There's also the big confrontation with the evil pharmaceutical company head, Veronica Cale, played by the glamorous Elizabeth Hurley — who looks at Diana and says, in extreme closeup, "The pharmaceutical industry has Congress by the balls, and as you can imagine, their balls come particularly easy to me." Why their balls are so accessible to her, in particular, is left as an exercise for the audience.

Meanwhile, African American women follow Wonder Woman around, worrying about her feelings and begging for her help in avenging their poor victimized sons. And everybody worries about Wonder Woman's mental state and whether she's lonesome and whether she needs a man, all the time — even when she's facing criminal charges for beating up tons of people without any justification.


And she spends rather a lot of time in her "corporate bosslady" identity, with a huge office overlooking a giant hive of worker bees, all of them apparently toiling away to merchandise her image for profit. All of the profits from her crass self-promotion go to help her beat up more people in her spare time, we're told.

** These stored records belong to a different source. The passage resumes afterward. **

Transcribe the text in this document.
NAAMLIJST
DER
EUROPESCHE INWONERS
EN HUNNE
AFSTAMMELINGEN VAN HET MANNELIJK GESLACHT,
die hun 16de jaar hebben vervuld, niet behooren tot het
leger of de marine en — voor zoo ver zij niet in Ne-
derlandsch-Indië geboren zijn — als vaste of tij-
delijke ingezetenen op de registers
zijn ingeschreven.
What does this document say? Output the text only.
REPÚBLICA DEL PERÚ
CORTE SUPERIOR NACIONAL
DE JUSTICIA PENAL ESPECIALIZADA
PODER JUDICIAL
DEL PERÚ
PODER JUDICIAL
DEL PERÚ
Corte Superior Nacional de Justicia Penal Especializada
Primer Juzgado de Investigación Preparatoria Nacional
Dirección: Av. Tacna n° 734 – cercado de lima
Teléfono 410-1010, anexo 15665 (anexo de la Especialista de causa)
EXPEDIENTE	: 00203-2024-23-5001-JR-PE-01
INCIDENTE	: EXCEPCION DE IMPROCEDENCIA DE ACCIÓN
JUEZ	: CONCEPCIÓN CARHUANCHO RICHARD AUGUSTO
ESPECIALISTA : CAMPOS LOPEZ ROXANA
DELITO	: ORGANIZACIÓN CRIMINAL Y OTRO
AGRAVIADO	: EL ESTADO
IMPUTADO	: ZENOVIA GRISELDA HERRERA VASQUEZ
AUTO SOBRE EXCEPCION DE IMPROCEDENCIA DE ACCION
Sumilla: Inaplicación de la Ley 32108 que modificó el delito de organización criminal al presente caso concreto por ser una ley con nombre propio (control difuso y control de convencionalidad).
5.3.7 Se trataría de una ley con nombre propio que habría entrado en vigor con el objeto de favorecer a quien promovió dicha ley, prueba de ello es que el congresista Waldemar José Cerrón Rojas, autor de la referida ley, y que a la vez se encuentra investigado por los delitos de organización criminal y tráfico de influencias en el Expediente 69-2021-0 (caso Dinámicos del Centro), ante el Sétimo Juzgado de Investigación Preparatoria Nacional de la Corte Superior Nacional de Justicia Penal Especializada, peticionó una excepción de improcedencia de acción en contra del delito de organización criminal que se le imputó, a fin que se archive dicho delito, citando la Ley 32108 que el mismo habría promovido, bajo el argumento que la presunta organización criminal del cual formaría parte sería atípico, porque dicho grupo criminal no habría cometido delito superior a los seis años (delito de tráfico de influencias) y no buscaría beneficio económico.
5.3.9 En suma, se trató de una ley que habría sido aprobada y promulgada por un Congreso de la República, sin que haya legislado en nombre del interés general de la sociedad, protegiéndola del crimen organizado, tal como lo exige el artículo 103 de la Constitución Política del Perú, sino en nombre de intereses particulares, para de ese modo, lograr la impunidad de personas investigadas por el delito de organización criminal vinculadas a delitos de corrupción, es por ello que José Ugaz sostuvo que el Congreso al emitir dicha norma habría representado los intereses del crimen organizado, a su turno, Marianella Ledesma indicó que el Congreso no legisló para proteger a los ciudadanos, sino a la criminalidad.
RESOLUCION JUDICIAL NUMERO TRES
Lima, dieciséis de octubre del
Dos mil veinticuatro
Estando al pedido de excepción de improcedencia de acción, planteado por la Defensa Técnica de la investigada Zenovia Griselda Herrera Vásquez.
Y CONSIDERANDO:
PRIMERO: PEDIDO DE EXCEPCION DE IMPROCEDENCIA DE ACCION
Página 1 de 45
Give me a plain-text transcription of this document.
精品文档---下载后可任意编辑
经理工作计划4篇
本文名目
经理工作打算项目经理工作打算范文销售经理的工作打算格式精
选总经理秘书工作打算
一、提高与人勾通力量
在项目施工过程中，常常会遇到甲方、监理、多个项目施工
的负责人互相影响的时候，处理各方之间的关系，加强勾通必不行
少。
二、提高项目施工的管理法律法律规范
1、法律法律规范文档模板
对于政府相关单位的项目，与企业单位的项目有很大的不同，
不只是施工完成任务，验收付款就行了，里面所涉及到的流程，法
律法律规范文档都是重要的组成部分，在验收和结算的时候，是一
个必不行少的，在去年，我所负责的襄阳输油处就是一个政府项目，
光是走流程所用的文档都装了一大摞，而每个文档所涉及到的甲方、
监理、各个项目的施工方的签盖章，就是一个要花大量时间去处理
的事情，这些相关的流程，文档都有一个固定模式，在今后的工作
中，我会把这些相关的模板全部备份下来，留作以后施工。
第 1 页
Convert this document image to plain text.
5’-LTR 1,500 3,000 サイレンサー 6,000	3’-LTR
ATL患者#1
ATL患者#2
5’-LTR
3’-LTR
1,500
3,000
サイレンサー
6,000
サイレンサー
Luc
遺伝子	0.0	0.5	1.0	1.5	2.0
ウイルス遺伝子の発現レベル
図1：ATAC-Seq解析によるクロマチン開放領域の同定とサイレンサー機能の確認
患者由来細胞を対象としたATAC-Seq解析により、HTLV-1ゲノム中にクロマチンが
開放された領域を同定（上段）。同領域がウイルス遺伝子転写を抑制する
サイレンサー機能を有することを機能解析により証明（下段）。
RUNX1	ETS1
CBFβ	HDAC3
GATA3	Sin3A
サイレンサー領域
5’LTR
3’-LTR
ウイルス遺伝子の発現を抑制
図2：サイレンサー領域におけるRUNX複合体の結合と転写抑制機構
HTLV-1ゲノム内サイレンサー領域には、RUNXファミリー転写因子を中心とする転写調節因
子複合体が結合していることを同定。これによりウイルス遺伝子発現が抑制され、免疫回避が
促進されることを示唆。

It's really very jarring. David E. Kelley boils down superheroes to a shriveled core of violence, arrogance and meanness, like the worst of early 1990s Image Comics heroes. And then to humanize his main character again, he adds a stock set of "lonely career woman" tropes that are lifted directly from all his lawyer shows. We've seen some pretty odd takes on the admittedly versatile superhero archetypes from Hollywood over the years — but Wonder Woman might just be the oddest.